To make the frame soft for bending to shape, steaming must be resorted to, and perhaps the easiest way of doing this is to provide boiling water in a wash boiler, place the wood over the top, and soak well by mopping with the boiling water, shifting the stick about until the fibers have become soft and pliable. After 10 or 15 minutes of the hot-water treatment, wrap the stick with cloth and bend it back and forth to render it more and more, pliable, then use the hot-water treatment, and repeat the process until the wood is sufficiently soft to bend easily without splintering. The toe being the greatest curve, must be well softened before putting on the form, otherwise the fibers are likely to splinter off at this point. When the frame is well softened, place it on the bending form while hot. slowly bend it against the wooden inside blocks, and nail on the outside blocks to hold it to the proper curve. Begin with the toe, and after fastening the outside blocks to hold this end, finish one side, then bend the other half to shape. The bent frame should be allowed to dry on the form for at least a week; if removed before the wood has become thoroughly dry and has taken a permanent set, the frame will not retain its shape. The same bending form may be used for both frames, but if one is in a hurry to finish the shoes, two forms should be made, and considerable pains must be taken to make them exactly alike in every way.
Ill: Begin Weaving the Toe Filling at the Corner of Cross Bar and Frame, Carrying It Around in a Triangle until Complete
When the frames are dry, secure the tail end of the frame by boring three holes about 4 in. from the end, and fasten with rawhide. The work of fitting the two cross bars may now be undertaken, and the balance of the snowshoe depends upon fitting these bars in their proper places. Before cutting the mortise, spring the two bars in the frame about 15 in. apart, and balance the shoe in the center by holding it in the hands. When the frame exactly balances, move the bars sufficiently to make the heel about 3 oz. heavier than the toe, and mark the place where the mortises are to be cut. The cross bars and mortise must be a good tight fit, and a small, sharp chisel will enable the builder to make a neat job. It is not necessary to cut the mortise very deep; 1/4 in. is ample to afford a firm and snug mortised joint.
The lanyard to which the filling is woven is next put in, by boring pairs of small holes in the toe and heel sections, and lacing a narrow rawhide thong through the obliquely drilled holes. Three holes are then bored in the cross bar - one on each side about 1 1/2 in. from the frame, and the third in the center of the bar; the lanyard being carried through these holes in the cross bar.

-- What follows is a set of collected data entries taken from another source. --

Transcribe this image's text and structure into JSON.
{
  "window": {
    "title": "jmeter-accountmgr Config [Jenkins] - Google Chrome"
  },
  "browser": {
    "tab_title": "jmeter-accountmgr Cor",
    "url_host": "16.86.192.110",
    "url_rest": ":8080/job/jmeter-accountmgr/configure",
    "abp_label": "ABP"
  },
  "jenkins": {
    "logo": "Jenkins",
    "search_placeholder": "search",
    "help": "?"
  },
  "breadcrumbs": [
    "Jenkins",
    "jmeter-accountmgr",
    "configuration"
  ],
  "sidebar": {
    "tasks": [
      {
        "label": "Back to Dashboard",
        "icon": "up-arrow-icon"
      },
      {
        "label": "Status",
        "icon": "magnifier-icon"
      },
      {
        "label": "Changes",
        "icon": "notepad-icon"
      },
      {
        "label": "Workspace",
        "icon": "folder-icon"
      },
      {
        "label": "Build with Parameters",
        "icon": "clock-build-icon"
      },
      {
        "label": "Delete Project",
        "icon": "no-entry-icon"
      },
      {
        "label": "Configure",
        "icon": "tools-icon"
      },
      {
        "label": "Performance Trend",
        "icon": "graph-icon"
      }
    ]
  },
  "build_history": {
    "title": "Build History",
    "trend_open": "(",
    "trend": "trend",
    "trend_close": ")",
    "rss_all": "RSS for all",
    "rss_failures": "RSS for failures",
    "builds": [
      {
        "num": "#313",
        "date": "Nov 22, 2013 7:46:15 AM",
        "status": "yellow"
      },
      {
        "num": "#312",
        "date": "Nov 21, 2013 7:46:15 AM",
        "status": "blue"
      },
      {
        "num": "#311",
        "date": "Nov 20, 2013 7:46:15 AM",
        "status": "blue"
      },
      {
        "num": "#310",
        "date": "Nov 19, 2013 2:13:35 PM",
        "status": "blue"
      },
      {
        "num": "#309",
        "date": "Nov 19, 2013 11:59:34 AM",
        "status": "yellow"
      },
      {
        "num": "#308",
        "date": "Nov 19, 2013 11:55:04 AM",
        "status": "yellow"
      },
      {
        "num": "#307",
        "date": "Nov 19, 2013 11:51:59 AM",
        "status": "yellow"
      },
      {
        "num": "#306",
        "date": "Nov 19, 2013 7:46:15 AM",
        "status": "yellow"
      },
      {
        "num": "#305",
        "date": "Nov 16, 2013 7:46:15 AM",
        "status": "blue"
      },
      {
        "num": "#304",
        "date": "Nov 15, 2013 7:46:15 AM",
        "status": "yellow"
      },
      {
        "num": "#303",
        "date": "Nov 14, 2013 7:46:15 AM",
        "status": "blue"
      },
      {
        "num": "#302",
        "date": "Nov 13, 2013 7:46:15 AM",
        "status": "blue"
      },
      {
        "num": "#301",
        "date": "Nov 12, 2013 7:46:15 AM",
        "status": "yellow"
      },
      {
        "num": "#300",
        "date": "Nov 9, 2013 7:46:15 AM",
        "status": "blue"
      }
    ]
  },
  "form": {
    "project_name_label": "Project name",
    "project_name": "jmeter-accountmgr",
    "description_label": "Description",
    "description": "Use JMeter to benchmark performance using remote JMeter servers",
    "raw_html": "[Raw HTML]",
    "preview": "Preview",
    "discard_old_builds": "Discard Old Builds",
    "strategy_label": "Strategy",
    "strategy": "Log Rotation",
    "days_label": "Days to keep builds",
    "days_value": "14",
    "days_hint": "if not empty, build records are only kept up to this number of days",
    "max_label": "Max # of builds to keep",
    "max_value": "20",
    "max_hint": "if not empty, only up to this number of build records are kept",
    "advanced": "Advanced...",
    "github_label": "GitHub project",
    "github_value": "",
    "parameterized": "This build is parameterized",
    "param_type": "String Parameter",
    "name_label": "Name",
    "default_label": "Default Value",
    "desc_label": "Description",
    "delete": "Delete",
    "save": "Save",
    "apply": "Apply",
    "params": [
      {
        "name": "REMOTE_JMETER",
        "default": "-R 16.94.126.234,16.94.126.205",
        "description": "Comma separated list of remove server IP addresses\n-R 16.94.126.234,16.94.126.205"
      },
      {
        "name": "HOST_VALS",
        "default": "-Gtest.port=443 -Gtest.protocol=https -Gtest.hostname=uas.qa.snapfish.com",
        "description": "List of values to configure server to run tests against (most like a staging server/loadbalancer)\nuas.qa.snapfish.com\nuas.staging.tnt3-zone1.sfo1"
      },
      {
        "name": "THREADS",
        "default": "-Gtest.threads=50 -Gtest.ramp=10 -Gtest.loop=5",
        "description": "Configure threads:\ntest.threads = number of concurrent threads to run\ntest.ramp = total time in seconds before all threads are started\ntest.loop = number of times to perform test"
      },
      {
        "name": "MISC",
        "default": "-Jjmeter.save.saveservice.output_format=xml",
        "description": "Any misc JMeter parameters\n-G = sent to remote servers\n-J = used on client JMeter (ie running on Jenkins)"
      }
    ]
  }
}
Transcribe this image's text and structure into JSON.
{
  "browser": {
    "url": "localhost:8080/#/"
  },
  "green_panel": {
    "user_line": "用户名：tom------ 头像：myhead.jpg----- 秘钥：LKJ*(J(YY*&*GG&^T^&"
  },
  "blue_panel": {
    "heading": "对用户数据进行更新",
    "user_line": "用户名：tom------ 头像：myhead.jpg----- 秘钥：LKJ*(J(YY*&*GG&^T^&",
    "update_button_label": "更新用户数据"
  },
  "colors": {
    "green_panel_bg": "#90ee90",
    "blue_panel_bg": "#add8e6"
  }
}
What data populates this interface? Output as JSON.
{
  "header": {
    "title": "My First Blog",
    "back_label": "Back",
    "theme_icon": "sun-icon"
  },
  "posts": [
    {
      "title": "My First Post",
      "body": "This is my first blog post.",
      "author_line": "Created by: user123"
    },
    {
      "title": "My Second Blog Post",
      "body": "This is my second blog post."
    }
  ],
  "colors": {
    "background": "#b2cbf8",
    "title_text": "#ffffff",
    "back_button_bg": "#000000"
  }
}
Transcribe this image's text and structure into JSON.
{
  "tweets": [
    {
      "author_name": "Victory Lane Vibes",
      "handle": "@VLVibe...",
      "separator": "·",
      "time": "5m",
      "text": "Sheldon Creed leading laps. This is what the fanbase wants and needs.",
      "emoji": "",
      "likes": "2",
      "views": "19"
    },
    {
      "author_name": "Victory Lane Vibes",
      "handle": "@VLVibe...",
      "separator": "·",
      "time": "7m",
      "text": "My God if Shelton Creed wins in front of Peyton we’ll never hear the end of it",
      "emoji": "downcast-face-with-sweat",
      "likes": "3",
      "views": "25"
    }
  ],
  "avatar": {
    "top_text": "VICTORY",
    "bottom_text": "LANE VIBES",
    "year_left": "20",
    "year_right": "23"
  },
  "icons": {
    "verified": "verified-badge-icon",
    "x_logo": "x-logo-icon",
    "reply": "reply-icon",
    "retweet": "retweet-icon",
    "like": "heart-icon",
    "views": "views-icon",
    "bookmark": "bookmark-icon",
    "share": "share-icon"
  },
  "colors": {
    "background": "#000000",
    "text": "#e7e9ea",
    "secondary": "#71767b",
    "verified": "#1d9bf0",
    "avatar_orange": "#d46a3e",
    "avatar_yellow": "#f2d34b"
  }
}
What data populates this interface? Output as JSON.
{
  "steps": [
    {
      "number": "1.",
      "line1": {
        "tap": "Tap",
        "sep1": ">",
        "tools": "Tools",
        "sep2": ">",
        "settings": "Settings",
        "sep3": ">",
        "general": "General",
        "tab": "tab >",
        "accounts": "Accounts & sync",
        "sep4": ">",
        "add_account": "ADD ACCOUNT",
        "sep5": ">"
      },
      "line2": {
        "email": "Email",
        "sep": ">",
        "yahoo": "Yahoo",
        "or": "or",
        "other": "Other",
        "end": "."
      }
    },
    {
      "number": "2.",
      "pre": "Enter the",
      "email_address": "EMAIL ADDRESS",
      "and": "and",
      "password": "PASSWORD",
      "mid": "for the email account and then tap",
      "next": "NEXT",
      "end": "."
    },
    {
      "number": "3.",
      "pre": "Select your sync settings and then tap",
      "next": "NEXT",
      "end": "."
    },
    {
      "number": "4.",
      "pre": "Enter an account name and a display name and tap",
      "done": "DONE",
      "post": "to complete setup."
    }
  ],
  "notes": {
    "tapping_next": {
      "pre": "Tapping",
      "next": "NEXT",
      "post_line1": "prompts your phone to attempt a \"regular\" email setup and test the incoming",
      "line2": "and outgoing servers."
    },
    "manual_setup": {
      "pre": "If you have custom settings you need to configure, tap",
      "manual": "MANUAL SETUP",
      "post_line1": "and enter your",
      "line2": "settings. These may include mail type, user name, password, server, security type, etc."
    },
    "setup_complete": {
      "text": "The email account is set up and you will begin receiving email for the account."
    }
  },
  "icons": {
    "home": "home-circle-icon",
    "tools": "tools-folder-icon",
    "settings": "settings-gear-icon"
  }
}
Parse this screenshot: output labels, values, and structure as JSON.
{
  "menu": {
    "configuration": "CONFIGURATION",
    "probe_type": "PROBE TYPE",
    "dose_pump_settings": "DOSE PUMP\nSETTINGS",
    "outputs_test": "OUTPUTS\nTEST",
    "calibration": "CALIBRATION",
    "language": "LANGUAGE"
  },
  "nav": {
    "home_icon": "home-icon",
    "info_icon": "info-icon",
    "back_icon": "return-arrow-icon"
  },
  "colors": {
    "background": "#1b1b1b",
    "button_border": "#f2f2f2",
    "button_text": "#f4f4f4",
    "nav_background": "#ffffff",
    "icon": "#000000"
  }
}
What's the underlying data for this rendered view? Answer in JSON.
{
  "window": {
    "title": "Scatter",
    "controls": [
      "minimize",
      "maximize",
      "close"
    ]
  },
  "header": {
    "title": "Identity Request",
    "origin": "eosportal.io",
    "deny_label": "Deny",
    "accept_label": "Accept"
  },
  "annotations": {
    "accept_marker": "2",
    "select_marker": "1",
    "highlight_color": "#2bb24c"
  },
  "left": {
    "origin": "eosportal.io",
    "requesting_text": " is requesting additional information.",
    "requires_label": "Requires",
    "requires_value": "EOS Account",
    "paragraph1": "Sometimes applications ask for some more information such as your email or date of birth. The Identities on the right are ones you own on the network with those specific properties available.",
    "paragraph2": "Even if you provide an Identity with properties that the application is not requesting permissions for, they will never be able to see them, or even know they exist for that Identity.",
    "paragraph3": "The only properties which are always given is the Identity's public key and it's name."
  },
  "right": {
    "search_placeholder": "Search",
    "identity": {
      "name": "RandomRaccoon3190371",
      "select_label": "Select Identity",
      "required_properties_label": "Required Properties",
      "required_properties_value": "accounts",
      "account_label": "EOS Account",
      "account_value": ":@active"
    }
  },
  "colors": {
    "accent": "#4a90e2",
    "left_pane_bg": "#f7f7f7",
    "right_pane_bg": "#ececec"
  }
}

Begin the toe filling first, by making an eye in one end of the thong, put the end through the lanyard loop and then through the eye, thus making a slipknot. Start to weave at the corner where the bar and frame are mortised, carry the strand up and twist it around the lanyards in the middle of the toe, then carry it down and make a like twist around the lanyard loop in the opposite corner. The thong is now looped around the next lanyard (No. 2 from the crossbar lanyard) and fastened with the twisted loop knot illustrated. Continue the strand across the width of toe space and make a similar loop knot on No. 2 lanyard on the starting side, twist it around the strand first made and loop it under the next cross-bar lanyard loop, then carry it up and twist it around the lanyard loop in the toe of the frame, continuing in the same manner until the last lanyard of the toe is reached, when the space is finished by making the twisted loop knot until the space is entirely filled. It is a difficult, matter to describe by text, but the illustrations will point out the correct way, and show the manner of making an endless thong by eye-splicing, as well as illustrating the wooden bodkin or needle used in pulling the woven strands taut. This bodkin is easily made from a small piece of wood, about 1/4 in. thick, and about 2 in. long.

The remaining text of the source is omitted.